Campus Cops Misled Lawmakers On Cases Dismissed Over Jurisdictional Issues

In a ruling last year the North Dakota Supreme Court found that campus police departments had been breaking the law by patrolling off-campus.

Now law enforcement is taking the issue to the Legislature, demanding that lawmakers overturn the Supreme Court and give campus cops permission to patrol off campus. To make the case, University of North Dakota Campus Police Chief Eric Plummer told lawmakers that DUI offenders and underage drinkers are going free because of the Supreme Court’s decision.

“Prior to the decision, we regularly patrolled the areas in and around campus and kept many DUI, property crime, and drugs offenders off of our campus property,” Plummer told a recent meeting of the interim Higher Education Committee via letter. “The limits posed by the Kroschel decision have restricted our officers to the point that DUI offenders are not being prosecuted once caught because of jurisdictional concerns. I fear that this is creating an atmosphere where a tragic situation is just around the corner.”

Plummer, though, is being more than a little misleading. I put in an open records request for information (ZIP file) pertaining to the cases Plummer referred to, and what I found is evidence that drunk drivers and other offenders are going unprosecuted because the cops are breaking the law by exceeding their jurisdictional boundaries.

Below is a PDF of a memorandum opinion in the State of North Dakota vs. Creamer pertaining to a DUI arrest near, but not on, the University of North Dakota campus (approximate location). The arrest happened in November of last year, months after the Supreme Court ruled that campus cops couldn’t patrol off campus.

In the opinion, District Judge Debbie Kleven found that the arresting UND police officer did not follow the Supreme Court’s guidance in addressing an off-campus infraction:

creamer

Chief Plummer says the Supreme Court ruling is restricting them to the point where people who break the law are not being held accountable. In reality, per this opinion in State vs. Creamer, the problem is that campus cops aren’t following the law even months after the state Supreme Court laid it down.

As the above excerpt shows the courts have given campus cops the means by which they can address off-campus crimes they come across – the arresting officer in the Creamer case could have made a citizens arrest and called in the Grand Forks PD and been in the clear – but instead the campus cops seem to want a blank check from the Legislature to patrol off campus.

That’s unfortunate.
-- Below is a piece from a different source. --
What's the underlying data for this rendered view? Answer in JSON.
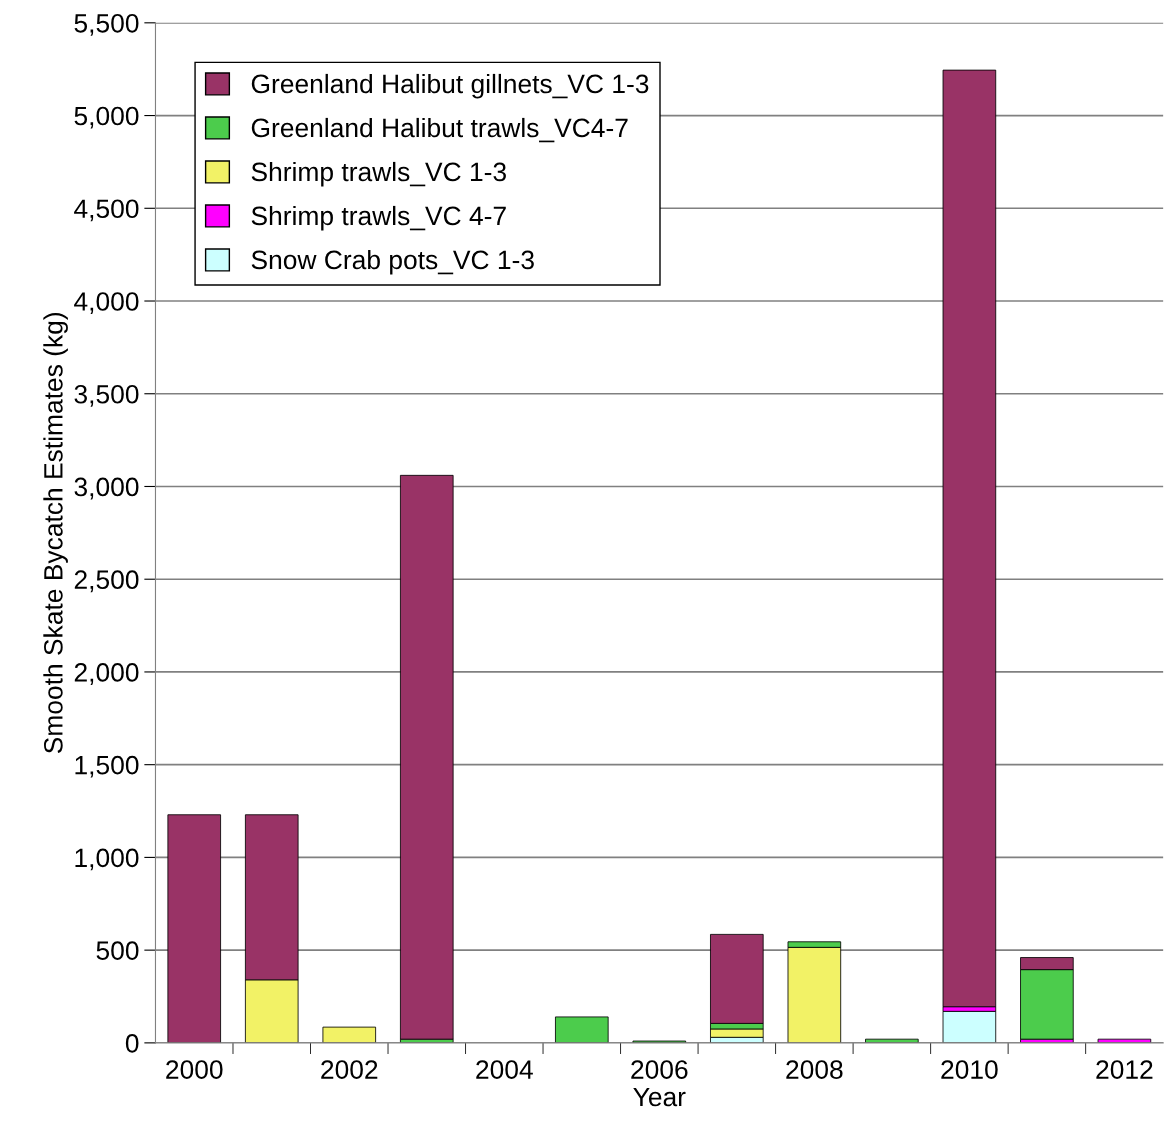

If anything we should be going to the opposite direction, away from redundant and expensive campus police forces to campus security backed by already-existing municipal/county law enforcement.

By the way, the court in the Creamer case also refused to accept a memorandum (PDF) sent out by the Attorney General’s office telling campus cops that they could still patrol and arrest near campuses, meaning the AG’s office has been giving the campus cops some bad legal advice. At least in the eyes of the courts.

In all the UND police department provided me with 13 cases (see all the cover letters below) which were dismissed, they argue, because of the court’s standing on jurisdiction. I ran them by Fargo attorney Mark Friese of the Vogel Law Firm  – an outspoken critic of campus police jurisdiction – and he said the real problem is that campus cops can’t seem to accept the court rulings on their jurisdiction.

“The information provided to you (including the State’s Attorney’s direction) shows this is pretty simple: quit making stops and arrests off campus—if there is a pressing issue, alert local police,” Friese told me in an email response to the records I obtained. “They’re trying to recast the issue as drunk drivers or adults under 21 with alcohol being set free, rather than casting it in the proper light: campus police continue to refuse to follow the law.”